While in Zambia as a mining engineer for three years in the early 1970s he won a national weightlifting title, organised the country’s first Highland Games, played for the national rugby team and represented Zambia at the World Powerlifting Championships in the USA.

Over the next decade, while working for British Oxygen, he concentrated on Highland Games, competing successfully throughout Scotland, winning the World Caber Tossing Championship in 1976 and 1978, the Braemar Games heavyweight championship and on two occasions tossing the “special” Braemar caber, a rare feat. Braemar meant a lot to him, his “Field of Dreams” as he called it, and he was particularly proud that he and his son Gregor were the only father and son to win both the title and toss the special caber there. He also competed many times in Indonesia, France, Australia, and Nigeria, having spent time working in Lagos in the early 1980s when he organised Games there.

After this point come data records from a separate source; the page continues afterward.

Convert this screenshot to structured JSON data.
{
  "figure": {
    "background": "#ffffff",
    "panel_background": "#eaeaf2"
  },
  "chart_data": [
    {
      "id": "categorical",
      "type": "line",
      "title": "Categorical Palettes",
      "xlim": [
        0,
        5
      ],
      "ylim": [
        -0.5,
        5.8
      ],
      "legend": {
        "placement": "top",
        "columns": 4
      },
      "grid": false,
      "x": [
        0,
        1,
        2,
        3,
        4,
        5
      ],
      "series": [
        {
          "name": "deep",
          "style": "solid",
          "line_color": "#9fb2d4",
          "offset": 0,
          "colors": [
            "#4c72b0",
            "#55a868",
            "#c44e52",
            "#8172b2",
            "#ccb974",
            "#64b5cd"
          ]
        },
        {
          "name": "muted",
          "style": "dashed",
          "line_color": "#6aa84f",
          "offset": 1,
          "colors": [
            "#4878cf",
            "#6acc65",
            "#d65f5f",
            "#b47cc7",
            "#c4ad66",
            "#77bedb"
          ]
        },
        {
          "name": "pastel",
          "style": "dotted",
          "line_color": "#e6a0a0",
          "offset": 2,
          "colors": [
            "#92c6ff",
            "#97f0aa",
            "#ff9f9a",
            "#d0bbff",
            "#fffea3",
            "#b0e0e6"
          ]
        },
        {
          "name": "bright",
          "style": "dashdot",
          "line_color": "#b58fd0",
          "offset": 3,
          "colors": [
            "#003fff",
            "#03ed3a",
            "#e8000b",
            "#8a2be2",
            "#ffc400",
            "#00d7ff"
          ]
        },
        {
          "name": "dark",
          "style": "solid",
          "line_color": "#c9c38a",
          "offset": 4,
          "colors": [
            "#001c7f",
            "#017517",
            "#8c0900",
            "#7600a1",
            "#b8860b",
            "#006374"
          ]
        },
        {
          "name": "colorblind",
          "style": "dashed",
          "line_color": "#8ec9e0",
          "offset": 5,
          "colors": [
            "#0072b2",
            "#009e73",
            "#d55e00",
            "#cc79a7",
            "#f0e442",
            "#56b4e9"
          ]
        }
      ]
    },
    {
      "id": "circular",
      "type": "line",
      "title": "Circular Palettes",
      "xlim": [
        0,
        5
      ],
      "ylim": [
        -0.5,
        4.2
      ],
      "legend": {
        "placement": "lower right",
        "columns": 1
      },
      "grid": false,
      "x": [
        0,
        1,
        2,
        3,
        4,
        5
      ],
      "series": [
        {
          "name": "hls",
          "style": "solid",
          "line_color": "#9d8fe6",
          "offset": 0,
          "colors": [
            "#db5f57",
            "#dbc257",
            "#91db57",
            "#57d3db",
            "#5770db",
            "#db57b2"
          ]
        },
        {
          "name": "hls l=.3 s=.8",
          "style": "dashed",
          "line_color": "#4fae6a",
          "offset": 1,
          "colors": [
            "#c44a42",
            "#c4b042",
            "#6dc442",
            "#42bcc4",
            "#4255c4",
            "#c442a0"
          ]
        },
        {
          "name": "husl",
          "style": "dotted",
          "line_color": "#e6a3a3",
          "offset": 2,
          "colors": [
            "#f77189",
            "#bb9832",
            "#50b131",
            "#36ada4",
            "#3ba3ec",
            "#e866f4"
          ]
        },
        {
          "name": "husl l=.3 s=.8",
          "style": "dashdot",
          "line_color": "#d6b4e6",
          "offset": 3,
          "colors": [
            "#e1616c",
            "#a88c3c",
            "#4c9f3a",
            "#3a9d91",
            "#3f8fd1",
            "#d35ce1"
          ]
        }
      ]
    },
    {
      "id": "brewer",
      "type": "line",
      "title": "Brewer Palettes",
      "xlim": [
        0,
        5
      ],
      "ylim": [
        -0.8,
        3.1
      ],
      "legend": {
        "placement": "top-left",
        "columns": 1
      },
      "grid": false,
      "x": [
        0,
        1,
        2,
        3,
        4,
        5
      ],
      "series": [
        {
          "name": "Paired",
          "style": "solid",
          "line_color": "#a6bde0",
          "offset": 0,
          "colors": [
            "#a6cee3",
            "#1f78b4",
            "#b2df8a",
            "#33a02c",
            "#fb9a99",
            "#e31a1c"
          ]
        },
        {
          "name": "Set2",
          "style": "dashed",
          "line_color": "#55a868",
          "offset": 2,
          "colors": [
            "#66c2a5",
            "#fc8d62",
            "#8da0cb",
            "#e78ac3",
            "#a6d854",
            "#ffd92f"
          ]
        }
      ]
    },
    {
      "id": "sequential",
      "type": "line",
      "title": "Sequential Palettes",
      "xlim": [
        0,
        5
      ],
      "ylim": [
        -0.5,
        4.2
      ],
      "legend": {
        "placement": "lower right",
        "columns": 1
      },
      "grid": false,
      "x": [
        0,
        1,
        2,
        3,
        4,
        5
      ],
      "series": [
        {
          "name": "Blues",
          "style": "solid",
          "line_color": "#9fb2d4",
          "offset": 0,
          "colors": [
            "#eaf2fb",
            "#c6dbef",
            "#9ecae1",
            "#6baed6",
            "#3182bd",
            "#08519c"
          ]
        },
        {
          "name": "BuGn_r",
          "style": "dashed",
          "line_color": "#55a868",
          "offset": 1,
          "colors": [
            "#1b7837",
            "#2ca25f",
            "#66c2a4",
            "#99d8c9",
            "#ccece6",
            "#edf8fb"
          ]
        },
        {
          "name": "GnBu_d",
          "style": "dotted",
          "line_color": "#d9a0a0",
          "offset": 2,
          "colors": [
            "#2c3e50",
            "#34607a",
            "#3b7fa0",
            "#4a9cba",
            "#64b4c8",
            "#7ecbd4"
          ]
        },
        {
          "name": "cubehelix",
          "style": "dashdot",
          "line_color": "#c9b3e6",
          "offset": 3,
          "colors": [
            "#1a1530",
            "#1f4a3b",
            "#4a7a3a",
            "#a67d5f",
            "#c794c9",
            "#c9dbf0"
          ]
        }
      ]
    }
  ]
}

On returning to Scotland he joined the family milk business, Drakemire Dairy, originally based in Castlemilk, later becoming managing director. Through hard work and entrepreneurial flair he built it up in the face of stiff competition to be one of the country’s biggest dairies, with a multi-million pound turnover before selling it. He also started staging his own Games and strength contests, initially in his village of Carmunnock and elsewhere, including East Kilbride, Blair Atholl, Callander and Aviemore, while finding time to promote the career of famous Icelandic strongman and good friend Jon Pall Sigmarsson.

Doug founded the International Federation of Strength Athletics and developed the World’s Strongest Man competition, bringing his business skills and knowledge of the sport to the table. The concept became very popular, with competitions held across the globe, and Doug travelled to officiate, as a result of which he was a “hub” for international strength athletes, many of whom he attracted here to compete. His house in Carmunnock was often like a staging post for athletes who enjoyed Doug and wife Linda’s hospitality. He and Linda, who he married in 1992, enjoyed a happy and fulfilling marriage and had a son, Kristian. Doug had two children, Rothnie and Gregor, from a previous marriage to Moira.

His religion was important to him and he became a regular attender at St Bridget’s Church in Eaglesham after regularly accompanying his elderly mother there. Diagnosed with cancer in 2013 he fought courageously against it, remaining positive throughout and appreciative of the medical and other support received. During this time he wrote three entertaining and informative books about his sporting life and a touchingly candid memoir of dealing with cancer.

George McHugh, schoolmate, sporting rival and lifelong friend, stated,” Despite our strong rivalry we never once quarrelled. Douglas was a loyal and courageous friend, a great human being who always wanted the best for his friends and always enjoyed having them around him.”

He is survived by his wife, daughter, sons, four grandchildren and a great granddaughter.